My research interests lie in agency, moral responsibility and free will, metaphysics, the philosophy of action, applied ethics, and the intersections between these areas.
Much important philosophical work on moral responsibility and agency has traditionally focused on the positive aspects of our agency - what it is to be praiseworthy or blameworthy for our actions, what it is for our behaviors to belong to us, what it is to act intentionally, and so on? Much of my research centers on investigating the negative side of our agency - responsibility for our omissions, non-doings, etc. For instance, can I cause my plant to die by failing to water it, and can I be blameworthy for that omission?
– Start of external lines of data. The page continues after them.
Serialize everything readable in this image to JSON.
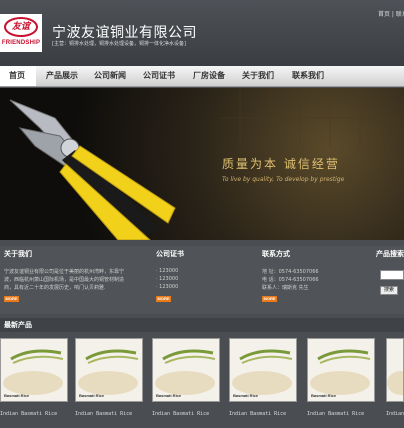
{
  "header": {
    "logo_cn": "友谊",
    "logo_en": "FRIENDSHIP",
    "company_name": "宁波友谊铜业有限公司",
    "slogan": "[主营：铜排水处理，铜排水处理设备，铜排一体化净水设备]",
    "top_links": "首页 | 联系"
  },
  "nav": {
    "items": [
      "首页",
      "产品展示",
      "公司新闻",
      "公司证书",
      "厂房设备",
      "关于我们",
      "联系我们"
    ]
  },
  "banner": {
    "slogan_cn": "质量为本 诚信经营",
    "slogan_en": "To live by quality, To develop by prestige"
  },
  "about": {
    "title": "关于我们",
    "lines": [
      "宁波友谊铜业有限公司是位于美丽的杭州湾畔，东靠宁",
      "波，西临杭州萧山国际机场，是中国最大的铜管材制造",
      "商，具有近二十年的发展历史，响门认贝莉雅."
    ],
    "more": "MORE"
  },
  "cert": {
    "title": "公司证书",
    "items": [
      "· 123000",
      "· 123000",
      "· 123000"
    ],
    "more": "MORE"
  },
  "contact": {
    "title": "联系方式",
    "items": [
      "地  址：0574-63507066",
      "电  话：0574-63507066",
      "联系人：瑞斯克 先生"
    ],
    "more": "MORE"
  },
  "search": {
    "title": "产品搜索",
    "button": "搜索"
  },
  "products": {
    "title": "最新产品",
    "card_label": "Basmati Rice",
    "captions": [
      "Indian Basmati Rice",
      "Indian Basmati Rice",
      "Indian Basmati Rice",
      "Indian Basmati Rice",
      "Indian Basmati Rice",
      "Indian Basmati Rice"
    ]
  },
  "colors": {
    "accent_orange": "#e87a1a",
    "logo_red": "#c8102e",
    "slogan_gold": "#e0c070"
  }
}
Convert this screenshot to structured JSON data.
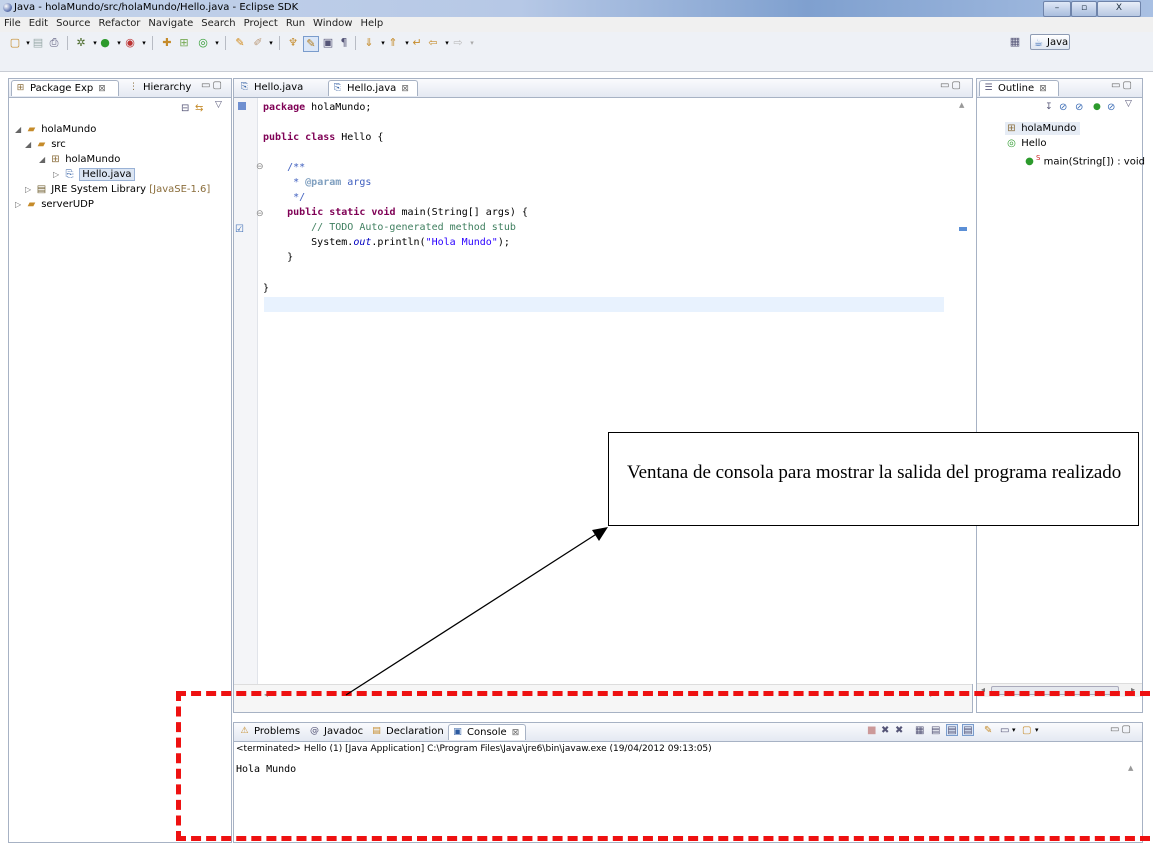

In my dissertation "Much to Do about Non-Things: Exploring Agency and Responsibility Through Omissions," I defend a unified account of moral responsibility for actions and omissions based on abilities. I also explore several important resulting asymmetries between actions and omissions, which impact agency, regret, moral responsibility, luck, causation, and issues in applied ethics. I have also expanded this research to include collective omissions and failures to act. This involves exploring how we can contribute to collective harms – such as famines, climate change, and structural injustices – via our failures to act, in addition to our actions. I model when, why, and how we can be morally responsible for these contributions.
I also have projects on omissions of omissions (forgetting not to do something is importantly different than simply doing it) and impairments to agency found primarily in cults.
I (unfortunately) enjoy making bad puns in my writing.